Contemporary Barbadian society is shaped to an important degree by two seminal events which occurred in 20th century; the first is the intense social and political agitation of the 1930's which culminated in the 1937 Riots; the other is the coming of Independence to Barbados in 1966. These two events have helped lay the foundation for the re-emergence of Crop Over as Barbados' major annual cultural festival.

CropOver has allowed Barbadians to shed the myth of their being a reticent, reserved and repressed people, since the festival spirit cuts across all socio-economic levels. The widespread popularity of the festival brings thousands of overseas Bajans back to their homeland for this annual ritual. Increasingly, numerous North American and European tourists come to these shores to share in our legendary Bajan hospitality.

Waldo Walron-Ramsay writes "... that Crop Over lasts for several days, and to that extent it is different in its carnival pattern from the carnival of Trinidad. Ours is more like the African palaver where our ancestors would sit in the baraza or congregate on the plain at the end of the rainy season, and dance to the beat of the haunting sound of the drum; or sing all night; and eat and drink from the bounty of nature herself without caring about tomorrow. Even though they knew that tomorrow would surely come bearing its own share of blessings and woes."

Crop Over is symbolic of the coming of age of Barbados as a nation. It represents the crystallisation of a new cultural consciousness and apprecia tion of things Barbadian.

Along with Crop Over, there has been a growth of professionalism in the local music industry and the rising standard of Barbadian calypso. Since the revival of Crop Over in 1973 by the Tourist Board and the monument contribution made by the National Cultural Foundation to develop the festival to its current international standard, the tourist industry has benefited.

But the spirit of Crop Over and undoubtedly its success owes much to the generous support of the business community which donates cash prizes, provides sponsorship for Crop Over events, costume bands and other festivities.

"....Crop Over is a good medium of cultural expression and social entertainment," writes Father Clement Paul, a Roman Catholic priest. Its impact is like a large catharsis which liberates the Barbadian soul. At this time of year, Crop Over music serves as an antidote to the inflow of foreign culture as local entertainment abounds and the radio airwaves are filled with local music.

From the Ceremonial Delivery Of The Last Canes to the several thousands who will jam the National Stadium for the Pic-0-De-Crop Finals and the thousands more who will "let it all hang out" on Spring Garden on Grand Kadooment Day, let the spirit of Crop Over triumph.

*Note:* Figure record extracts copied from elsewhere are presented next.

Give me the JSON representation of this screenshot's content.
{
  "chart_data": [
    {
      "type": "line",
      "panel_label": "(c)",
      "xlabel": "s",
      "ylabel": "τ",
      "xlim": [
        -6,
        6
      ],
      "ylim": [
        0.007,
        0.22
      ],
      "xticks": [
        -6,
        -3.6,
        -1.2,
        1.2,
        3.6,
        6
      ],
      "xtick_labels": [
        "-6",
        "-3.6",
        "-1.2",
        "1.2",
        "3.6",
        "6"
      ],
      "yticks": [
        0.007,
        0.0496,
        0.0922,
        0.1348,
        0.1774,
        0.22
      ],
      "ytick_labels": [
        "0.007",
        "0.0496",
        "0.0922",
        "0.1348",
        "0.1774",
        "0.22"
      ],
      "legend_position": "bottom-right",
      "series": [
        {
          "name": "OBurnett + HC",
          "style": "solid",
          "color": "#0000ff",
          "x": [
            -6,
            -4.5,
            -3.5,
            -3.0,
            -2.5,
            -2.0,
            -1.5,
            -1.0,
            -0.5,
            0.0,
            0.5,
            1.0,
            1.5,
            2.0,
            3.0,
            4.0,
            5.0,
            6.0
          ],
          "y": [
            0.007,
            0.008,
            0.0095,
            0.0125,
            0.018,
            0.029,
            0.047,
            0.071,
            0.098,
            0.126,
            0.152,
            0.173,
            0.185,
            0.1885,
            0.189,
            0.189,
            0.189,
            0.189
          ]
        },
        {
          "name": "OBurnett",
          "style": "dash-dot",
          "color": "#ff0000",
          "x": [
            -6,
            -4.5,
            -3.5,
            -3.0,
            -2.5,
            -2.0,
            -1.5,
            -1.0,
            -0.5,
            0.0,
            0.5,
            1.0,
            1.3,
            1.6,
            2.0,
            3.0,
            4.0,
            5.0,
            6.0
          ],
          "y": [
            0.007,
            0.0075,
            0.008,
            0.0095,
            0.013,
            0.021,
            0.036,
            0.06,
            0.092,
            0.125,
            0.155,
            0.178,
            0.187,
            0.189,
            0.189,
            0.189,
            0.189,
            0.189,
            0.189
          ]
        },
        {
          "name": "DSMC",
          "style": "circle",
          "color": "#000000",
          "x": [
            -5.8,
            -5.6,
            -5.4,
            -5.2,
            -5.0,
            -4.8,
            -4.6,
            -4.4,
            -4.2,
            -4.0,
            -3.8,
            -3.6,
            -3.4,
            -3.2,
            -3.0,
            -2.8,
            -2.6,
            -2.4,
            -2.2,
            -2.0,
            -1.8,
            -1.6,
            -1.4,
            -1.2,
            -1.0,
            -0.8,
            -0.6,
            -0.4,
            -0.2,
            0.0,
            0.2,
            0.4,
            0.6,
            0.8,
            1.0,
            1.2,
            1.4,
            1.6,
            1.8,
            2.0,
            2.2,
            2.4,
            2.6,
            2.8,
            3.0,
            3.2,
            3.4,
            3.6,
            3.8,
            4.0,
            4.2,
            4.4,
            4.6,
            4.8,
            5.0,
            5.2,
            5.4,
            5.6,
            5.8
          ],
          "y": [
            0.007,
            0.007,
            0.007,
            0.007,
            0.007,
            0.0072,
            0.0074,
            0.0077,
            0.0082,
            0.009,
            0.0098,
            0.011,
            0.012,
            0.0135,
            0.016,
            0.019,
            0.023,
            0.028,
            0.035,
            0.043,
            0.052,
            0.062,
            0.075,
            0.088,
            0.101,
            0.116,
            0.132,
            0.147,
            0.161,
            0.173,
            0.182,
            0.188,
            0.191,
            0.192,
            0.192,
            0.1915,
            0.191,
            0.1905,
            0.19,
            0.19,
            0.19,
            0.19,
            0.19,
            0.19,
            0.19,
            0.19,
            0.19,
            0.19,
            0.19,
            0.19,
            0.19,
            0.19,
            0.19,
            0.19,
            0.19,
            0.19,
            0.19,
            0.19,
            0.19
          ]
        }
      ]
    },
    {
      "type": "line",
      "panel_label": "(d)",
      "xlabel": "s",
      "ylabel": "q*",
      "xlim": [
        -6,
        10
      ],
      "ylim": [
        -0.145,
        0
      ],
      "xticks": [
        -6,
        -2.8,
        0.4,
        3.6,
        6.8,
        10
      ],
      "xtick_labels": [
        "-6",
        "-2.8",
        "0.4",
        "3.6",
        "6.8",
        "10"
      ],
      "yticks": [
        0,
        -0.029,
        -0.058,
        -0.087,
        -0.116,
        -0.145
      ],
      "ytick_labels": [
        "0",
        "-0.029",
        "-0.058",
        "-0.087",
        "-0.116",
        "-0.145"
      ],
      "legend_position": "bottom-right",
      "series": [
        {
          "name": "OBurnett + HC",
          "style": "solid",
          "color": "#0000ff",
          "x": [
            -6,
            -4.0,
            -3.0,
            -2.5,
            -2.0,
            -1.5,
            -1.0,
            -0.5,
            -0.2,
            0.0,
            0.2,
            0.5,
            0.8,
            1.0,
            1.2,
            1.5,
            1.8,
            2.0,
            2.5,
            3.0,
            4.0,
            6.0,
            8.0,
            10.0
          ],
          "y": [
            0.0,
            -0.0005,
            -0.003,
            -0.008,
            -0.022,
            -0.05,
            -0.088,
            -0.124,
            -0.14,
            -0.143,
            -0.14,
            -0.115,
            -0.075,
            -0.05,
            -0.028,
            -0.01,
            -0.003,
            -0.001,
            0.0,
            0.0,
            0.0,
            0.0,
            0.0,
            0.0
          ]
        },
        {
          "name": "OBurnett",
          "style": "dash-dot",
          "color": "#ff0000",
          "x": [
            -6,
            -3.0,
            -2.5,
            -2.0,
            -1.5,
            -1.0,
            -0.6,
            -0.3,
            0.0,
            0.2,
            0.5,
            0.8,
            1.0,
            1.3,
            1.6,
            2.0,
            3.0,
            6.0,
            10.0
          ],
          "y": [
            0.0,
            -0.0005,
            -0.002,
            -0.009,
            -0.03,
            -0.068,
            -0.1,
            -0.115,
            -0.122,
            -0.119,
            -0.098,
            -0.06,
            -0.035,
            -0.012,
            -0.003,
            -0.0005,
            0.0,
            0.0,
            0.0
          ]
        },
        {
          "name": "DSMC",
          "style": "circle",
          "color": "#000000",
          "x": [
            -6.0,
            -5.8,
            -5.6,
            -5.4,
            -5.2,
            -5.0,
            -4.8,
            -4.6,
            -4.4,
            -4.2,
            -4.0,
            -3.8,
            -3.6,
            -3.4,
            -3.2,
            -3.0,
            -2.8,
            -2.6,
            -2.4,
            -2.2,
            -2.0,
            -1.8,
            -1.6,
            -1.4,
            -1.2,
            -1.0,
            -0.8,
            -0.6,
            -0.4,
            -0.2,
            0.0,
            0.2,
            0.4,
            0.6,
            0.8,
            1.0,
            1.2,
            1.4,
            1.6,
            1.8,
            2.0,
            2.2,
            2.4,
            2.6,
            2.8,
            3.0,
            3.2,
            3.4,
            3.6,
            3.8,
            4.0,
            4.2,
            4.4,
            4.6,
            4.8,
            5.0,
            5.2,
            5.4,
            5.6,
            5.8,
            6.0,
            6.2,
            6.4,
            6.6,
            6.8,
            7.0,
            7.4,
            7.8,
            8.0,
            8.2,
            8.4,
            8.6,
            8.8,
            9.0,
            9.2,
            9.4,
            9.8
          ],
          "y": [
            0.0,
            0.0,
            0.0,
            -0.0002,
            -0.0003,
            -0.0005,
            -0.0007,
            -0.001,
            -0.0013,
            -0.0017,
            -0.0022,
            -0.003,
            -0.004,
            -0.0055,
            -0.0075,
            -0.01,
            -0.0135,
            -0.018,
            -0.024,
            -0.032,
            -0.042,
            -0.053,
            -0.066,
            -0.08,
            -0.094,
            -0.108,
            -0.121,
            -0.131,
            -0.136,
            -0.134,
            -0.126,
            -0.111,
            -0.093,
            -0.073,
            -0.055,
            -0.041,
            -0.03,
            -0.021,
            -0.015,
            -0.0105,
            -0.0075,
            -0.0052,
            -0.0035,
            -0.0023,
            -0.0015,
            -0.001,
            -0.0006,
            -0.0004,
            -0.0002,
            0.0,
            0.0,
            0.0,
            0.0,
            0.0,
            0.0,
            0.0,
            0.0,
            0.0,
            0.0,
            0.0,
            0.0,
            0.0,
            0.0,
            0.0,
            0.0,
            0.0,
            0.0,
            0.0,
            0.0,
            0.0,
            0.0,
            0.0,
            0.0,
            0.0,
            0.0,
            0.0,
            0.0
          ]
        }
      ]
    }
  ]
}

Ceremonial Delivery of the Last Canes

King Sugar ascended its throne in mid-17th century Barbados. The sweet crop reaped lucrative profits and the island's planters allocated most of the available land and labour to the cultivation of sugar cane.

Africans were transported to the island to work the sugar fields. The plantation system built on sugar took root and dominated Barbados' economy for the next 300 years. The Ceremonial Delivery of the Last Canes is a traditional event which marks the close of the annual sugar cane harvest. Today, the Last Canes signals the start of the three week Crop Over Festival.

With the arrival of the last load of canes transported in the traditional manner by donkey cart, the symbolic harvest is blessed by the clergy. Performances are usually given by cultural organisation such as the Barbados Landship as well as youth groups. Recreations of 18th century plantation life, donkey cart rides and traditional Barbadian games also feature prominently at the Last Cane ceremony. The Ceremonial Delivery of the Last Canes is a festive occasion celebrated by folk singing and dancing. It is a fertility ritual in which praise is given to God for the coming of another harvest.

A major highlight of the annual Last Canes ceremony is the announcement of Crop Over's Champion Piler and King of the Crop. The festive occasion continues with a traditional fair complete with local music and delicacies.